她重重的跪伏在地上,惴惴不安的等待愉贵妃的回答,心里拿不准有几分把握。
良久园中传来愉贵妃的声音。
“皇上每日用药两次——午膳后,晚膳前。”
“你只有明日一天的时间。”
德妃愣了半晌,猛的反应过来她意思,顿时大喜,“叩谢贵妃娘娘,贵妃娘娘万福金安。”
听完愉贵妃的话,娄无衣不由笑了两声,“这四皇子办事,还挺雷厉风行,效率高得很。”
说要用兵,就赶紧跟他母妃商量,想法子去拿,简直半点不愿意耽误。
晏阙朱也笑,“父皇病重多日,眼看身体每况愈下,他自然等不及。”
倒是晏尘时想到另一个重点,“母妃,德妃能找到兵符吗?”
作者有话说:
走剧情,主角互动就会少点,过两章就好了。
我尽量搞快点~让无衣继位,看妖后(不是)小时宠冠后宫
第44章 瞬间不伤心
“我把兵符就差摆在她手边了, 她若是还找不到,”愉贵妃摊手,“那可半点怪不得别人。”
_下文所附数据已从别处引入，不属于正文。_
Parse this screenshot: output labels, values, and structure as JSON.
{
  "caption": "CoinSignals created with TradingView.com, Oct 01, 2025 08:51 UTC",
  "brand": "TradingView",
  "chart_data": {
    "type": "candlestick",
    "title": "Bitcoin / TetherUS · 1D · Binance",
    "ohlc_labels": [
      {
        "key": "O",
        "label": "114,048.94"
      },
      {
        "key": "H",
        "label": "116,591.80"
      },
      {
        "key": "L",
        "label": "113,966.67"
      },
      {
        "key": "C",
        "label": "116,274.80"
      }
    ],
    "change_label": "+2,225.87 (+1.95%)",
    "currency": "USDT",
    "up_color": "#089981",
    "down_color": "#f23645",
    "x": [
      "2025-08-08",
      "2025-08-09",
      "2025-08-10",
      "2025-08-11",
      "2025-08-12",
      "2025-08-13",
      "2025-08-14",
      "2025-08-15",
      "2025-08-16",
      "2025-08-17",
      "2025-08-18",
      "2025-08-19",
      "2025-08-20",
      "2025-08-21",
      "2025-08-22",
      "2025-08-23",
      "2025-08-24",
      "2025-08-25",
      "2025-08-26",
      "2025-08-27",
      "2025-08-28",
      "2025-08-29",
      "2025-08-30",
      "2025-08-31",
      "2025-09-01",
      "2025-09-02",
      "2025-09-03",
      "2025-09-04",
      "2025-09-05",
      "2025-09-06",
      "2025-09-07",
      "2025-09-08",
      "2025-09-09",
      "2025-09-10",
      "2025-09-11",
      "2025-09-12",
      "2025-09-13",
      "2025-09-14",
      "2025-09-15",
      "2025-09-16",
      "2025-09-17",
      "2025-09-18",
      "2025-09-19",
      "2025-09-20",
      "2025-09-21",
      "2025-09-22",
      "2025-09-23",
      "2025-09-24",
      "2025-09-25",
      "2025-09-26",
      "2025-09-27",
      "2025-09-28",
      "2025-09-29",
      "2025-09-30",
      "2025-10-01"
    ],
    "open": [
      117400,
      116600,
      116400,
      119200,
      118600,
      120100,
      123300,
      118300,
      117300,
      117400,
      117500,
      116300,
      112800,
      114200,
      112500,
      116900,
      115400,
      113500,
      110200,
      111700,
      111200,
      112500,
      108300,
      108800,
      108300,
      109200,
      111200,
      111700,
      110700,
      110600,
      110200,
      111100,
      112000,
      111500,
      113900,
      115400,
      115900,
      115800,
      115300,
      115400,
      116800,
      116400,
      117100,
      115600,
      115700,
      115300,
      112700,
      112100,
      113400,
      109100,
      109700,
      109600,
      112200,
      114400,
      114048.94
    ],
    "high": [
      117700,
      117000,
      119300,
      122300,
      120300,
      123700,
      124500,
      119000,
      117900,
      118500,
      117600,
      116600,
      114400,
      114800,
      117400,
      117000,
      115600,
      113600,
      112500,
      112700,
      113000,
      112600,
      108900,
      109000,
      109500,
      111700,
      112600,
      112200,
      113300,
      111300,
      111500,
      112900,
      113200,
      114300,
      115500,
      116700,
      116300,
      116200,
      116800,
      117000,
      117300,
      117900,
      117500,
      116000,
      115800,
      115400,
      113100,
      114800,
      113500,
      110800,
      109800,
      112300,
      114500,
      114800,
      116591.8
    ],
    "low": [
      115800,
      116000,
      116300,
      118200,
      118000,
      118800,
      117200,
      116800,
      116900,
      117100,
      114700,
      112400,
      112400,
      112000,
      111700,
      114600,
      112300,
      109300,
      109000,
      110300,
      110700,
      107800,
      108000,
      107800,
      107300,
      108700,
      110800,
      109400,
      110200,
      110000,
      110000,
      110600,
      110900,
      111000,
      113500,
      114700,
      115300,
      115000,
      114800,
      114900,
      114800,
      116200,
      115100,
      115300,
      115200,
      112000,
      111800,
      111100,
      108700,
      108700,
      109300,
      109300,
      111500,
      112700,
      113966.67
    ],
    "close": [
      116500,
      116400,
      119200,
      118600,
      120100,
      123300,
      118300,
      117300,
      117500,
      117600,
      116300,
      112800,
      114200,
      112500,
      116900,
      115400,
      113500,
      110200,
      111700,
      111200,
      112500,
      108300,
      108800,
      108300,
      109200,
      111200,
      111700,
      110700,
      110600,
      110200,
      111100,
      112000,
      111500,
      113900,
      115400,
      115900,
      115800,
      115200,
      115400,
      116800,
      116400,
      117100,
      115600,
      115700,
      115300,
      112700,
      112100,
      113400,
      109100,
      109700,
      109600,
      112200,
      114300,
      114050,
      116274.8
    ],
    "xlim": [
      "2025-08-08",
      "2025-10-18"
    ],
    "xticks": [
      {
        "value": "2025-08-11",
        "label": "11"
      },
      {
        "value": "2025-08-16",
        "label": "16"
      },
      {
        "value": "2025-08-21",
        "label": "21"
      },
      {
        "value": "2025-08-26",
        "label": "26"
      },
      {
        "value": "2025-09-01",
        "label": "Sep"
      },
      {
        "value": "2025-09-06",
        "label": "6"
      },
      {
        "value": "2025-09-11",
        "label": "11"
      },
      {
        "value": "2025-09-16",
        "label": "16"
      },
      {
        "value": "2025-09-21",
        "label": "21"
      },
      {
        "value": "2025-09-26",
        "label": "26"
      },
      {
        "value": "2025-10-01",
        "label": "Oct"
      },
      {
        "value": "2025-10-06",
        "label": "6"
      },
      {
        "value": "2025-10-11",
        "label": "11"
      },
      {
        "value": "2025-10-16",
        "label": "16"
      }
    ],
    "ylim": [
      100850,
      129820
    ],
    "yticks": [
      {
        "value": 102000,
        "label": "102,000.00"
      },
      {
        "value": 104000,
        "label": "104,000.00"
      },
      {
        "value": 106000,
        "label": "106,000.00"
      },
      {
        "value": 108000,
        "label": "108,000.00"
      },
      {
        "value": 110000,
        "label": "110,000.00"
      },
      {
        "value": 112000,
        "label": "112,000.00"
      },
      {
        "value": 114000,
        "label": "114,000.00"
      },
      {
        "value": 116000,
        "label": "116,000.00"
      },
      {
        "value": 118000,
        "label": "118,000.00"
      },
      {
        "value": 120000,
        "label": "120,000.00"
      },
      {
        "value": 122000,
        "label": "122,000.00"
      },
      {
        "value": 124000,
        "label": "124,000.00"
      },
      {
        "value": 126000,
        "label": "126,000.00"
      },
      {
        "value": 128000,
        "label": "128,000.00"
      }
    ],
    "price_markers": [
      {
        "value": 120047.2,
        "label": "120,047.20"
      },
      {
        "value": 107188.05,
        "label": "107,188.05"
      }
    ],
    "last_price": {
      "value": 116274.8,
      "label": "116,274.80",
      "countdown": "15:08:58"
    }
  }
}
晏阙朱落下一子, “跳梁小丑, 都是给人铺路罢了。”
几人一时又想到五皇子,虽有谋略却无人能用,依附没脑子的四皇子,也不知道这遭过后, 他又待如何。
娄无衣记着正事, “近几日刑部的防守放松些好, 免得四皇子的人接应不上。”
她停了停,继续道,“而且我猜晏宿辰那边,应该也要动些手脚。”
不过, 有她和太子在,再怎么动手脚也是徒劳。
愉贵妃坐旁边磕瓜子,磕累了喝口茶,突然问晏尘时, “要不要去见他?”
他自然指的是晏长兴。
晏尘时反问,“给他临死之前加点内伤?”
有可能直接气死过去。
母子俩一拍即合。
“噢……对了,无衣,”愉贵妃收了收表情,“你问问你爹。”
晏长兴好赖活了这么些年, 临死之前, 她必须给他下一剂猛药。
“算了吧, ”娄无衣替她爹做下决定, “爹爹今日上完早朝就去看娘亲, 怕是近来没心思管这些。”
“接下来的事,有我来。”
几十年来,哪怕她爹和老皇帝的情谊不如他和先帝深厚,但以他的性子,必然也是将老皇帝当做多年好友,前两日乍闻兄弟背刺,爱妻被害的真相,能几分心思愿意见老皇帝。
见面又能说些什么,问他为什么害爱妻,为何要对亲兄动手,可不过是显而易见的道理,还有何多问的。
何况若是娄安年知道这些年来经历过的那些大大小小的暗杀,也都是出自他以为的好友之手,必定更加寒心。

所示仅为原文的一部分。